The UMass Amherst Poll provides opportunities for undergraduate students to work closely with faculty, become knowledgeable about central debates in the fields of political behavior and public opinion, and learn some of the most valuable and on-demand skills for employment including data collection and analysis. UMass Poll offers a new model for undergraduate education by making hands-on research for students a vital component of education.
Political Polling and Survey Research:
This undergraduate course leads students through the development, implementation, and analysis of exit polls during election seasons. The course teaches students how to constructively critique existing research and requires them to develop their research questions into a final paper. In 2010, 2012, and 2014, students in the course went to polling places in and around Massachusetts to conduct statewide exit polls.

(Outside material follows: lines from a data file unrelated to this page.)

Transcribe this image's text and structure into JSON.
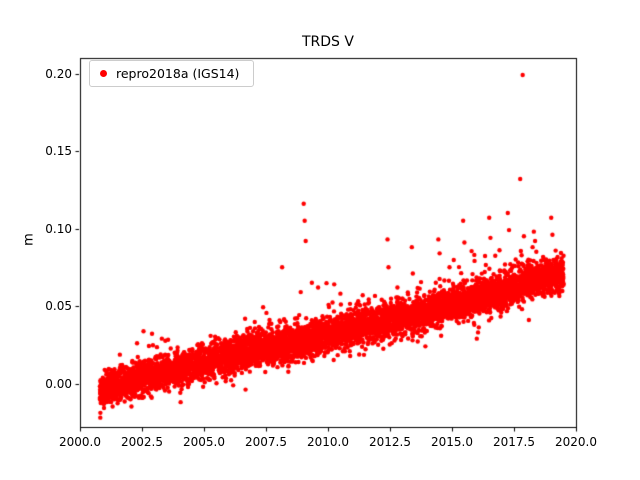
{
  "figure": {
    "background": "#ffffff",
    "axes_color": "#000000",
    "text_color": "#000000"
  },
  "chart_data": {
    "type": "scatter",
    "title": "TRDS V",
    "xlabel": "",
    "ylabel": "m",
    "xlim": [
      2000.0,
      2020.0
    ],
    "ylim": [
      -0.028,
      0.21
    ],
    "grid": false,
    "x_ticks": [
      {
        "value": 2000.0,
        "label": "2000.0"
      },
      {
        "value": 2002.5,
        "label": "2002.5"
      },
      {
        "value": 2005.0,
        "label": "2005.0"
      },
      {
        "value": 2007.5,
        "label": "2007.5"
      },
      {
        "value": 2010.0,
        "label": "2010.0"
      },
      {
        "value": 2012.5,
        "label": "2012.5"
      },
      {
        "value": 2015.0,
        "label": "2015.0"
      },
      {
        "value": 2017.5,
        "label": "2017.5"
      },
      {
        "value": 2020.0,
        "label": "2020.0"
      }
    ],
    "y_ticks": [
      {
        "value": 0.0,
        "label": "0.00"
      },
      {
        "value": 0.05,
        "label": "0.05"
      },
      {
        "value": 0.1,
        "label": "0.10"
      },
      {
        "value": 0.15,
        "label": "0.15"
      },
      {
        "value": 0.2,
        "label": "0.20"
      }
    ],
    "legend": {
      "label": "repro2018a (IGS14)",
      "position": "upper-left",
      "marker_color": "#ff0000"
    },
    "series": [
      {
        "name": "repro2018a (IGS14)",
        "color": "#ff0000",
        "marker": "dot",
        "marker_radius": 2.2,
        "x_range": [
          2000.8,
          2019.5
        ],
        "n_points": 6000,
        "seed": 42,
        "trend_anchors": [
          [
            2000.8,
            -0.004
          ],
          [
            2002.5,
            0.003
          ],
          [
            2005.0,
            0.013
          ],
          [
            2007.5,
            0.024
          ],
          [
            2009.0,
            0.027
          ],
          [
            2010.0,
            0.032
          ],
          [
            2012.5,
            0.04
          ],
          [
            2015.0,
            0.051
          ],
          [
            2017.5,
            0.062
          ],
          [
            2018.5,
            0.068
          ],
          [
            2019.5,
            0.071
          ]
        ],
        "noise_std": 0.0055,
        "positive_tail": {
          "probability": 0.035,
          "max": 0.022
        },
        "negative_tail": {
          "probability": 0.012,
          "max": 0.014
        },
        "outliers": [
          [
            2002.3,
            0.026
          ],
          [
            2003.3,
            0.029
          ],
          [
            2008.15,
            0.075
          ],
          [
            2008.9,
            0.059
          ],
          [
            2009.02,
            0.116
          ],
          [
            2009.06,
            0.105
          ],
          [
            2009.1,
            0.092
          ],
          [
            2009.35,
            0.065
          ],
          [
            2009.6,
            0.062
          ],
          [
            2010.25,
            0.064
          ],
          [
            2010.5,
            0.058
          ],
          [
            2011.4,
            0.057
          ],
          [
            2012.4,
            0.093
          ],
          [
            2012.44,
            0.075
          ],
          [
            2012.8,
            0.062
          ],
          [
            2013.38,
            0.088
          ],
          [
            2013.42,
            0.071
          ],
          [
            2014.45,
            0.093
          ],
          [
            2014.5,
            0.084
          ],
          [
            2014.9,
            0.075
          ],
          [
            2015.45,
            0.105
          ],
          [
            2015.5,
            0.091
          ],
          [
            2015.9,
            0.083
          ],
          [
            2016.0,
            0.029
          ],
          [
            2016.05,
            0.033
          ],
          [
            2016.5,
            0.107
          ],
          [
            2016.55,
            0.094
          ],
          [
            2017.25,
            0.11
          ],
          [
            2017.3,
            0.099
          ],
          [
            2017.75,
            0.132
          ],
          [
            2017.85,
            0.199
          ],
          [
            2017.9,
            0.095
          ],
          [
            2018.1,
            0.041
          ],
          [
            2018.25,
            0.088
          ],
          [
            2018.3,
            0.098
          ],
          [
            2018.35,
            0.092
          ],
          [
            2018.4,
            0.085
          ],
          [
            2019.0,
            0.107
          ],
          [
            2019.05,
            0.096
          ],
          [
            2019.2,
            0.063
          ]
        ]
      }
    ]
  }
}
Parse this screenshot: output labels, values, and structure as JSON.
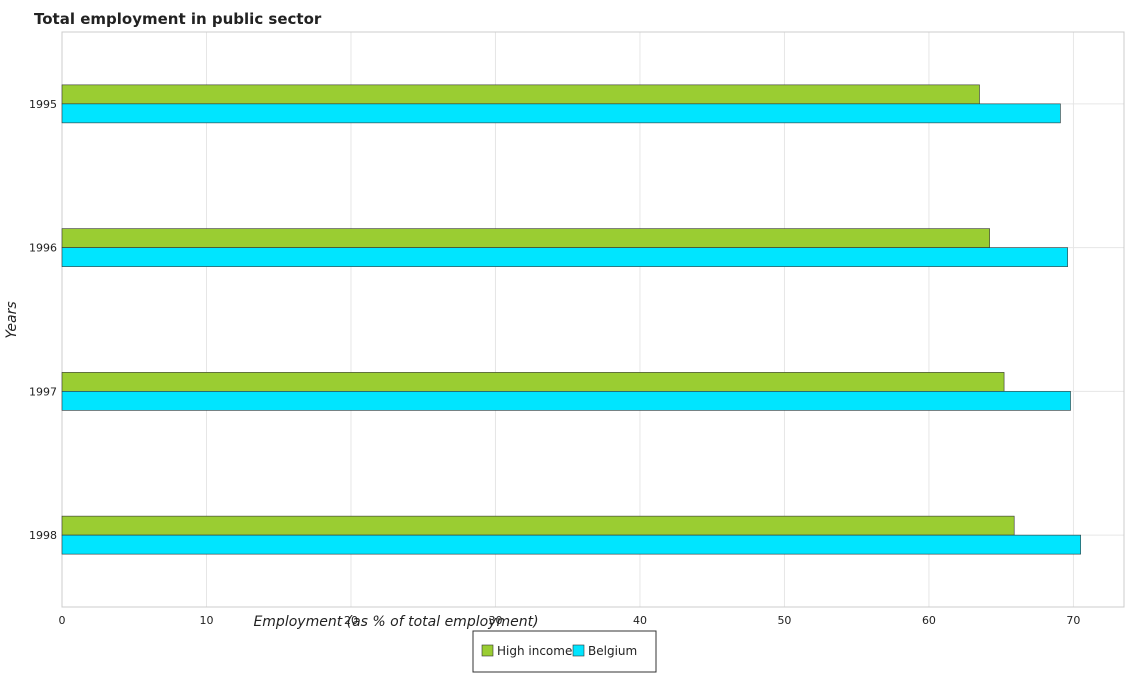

In this course undergraduates learn how to conceptualize and measure public opinion, link it to characteristics of citizens, and why it matters. What is public opinion? How do we measure it? Where does it come from? Does it—and should it—matter for policies and political outcomes? The course broadly addresses fundamental questions about the sources of public opinion and how these opinions shape American democracy. Students learn about how members of the public think about issues, and why they think the way they do. It examines whether or not political leaders follow the "the will of the public" or manipulate public opinion to achieve their own aims.
This undergraduate course provides an introduction to the field of political psychology. It focuses primary attention on psychological explanations of individual political attitudes and actions, among both elites as well as the masses. Students examine the sources of public opinion, individual attitudes, and political behavior through the application of psychological theories and concepts.
Media in American Politics:
This course examines the changing role of media in American politics. Key issues include how media shapes citizens’ thinking about politics, how politicians and citizen activists try to advance their goals through media, and how media outlets themselves shape what is considered news. It also considers the rise of new media forms from 24-7 cable news to blogs and social media to new forms of entertainment media, and whether these new forms of communication can enhance democratic governance or simply accelerate the fragmentation of media and polarization of the American public.
Advanced Survey Data Analysis:
This course focuses on advanced topics in survey design and analysis. Topics covered include different approaches to sampling, how to construct and use survey weights, and tools for analyzing and enriching survey data, including approaches to conducting matching as well as the construction and analysis of panel data. The course will also focus on designing and analyzing survey experiments.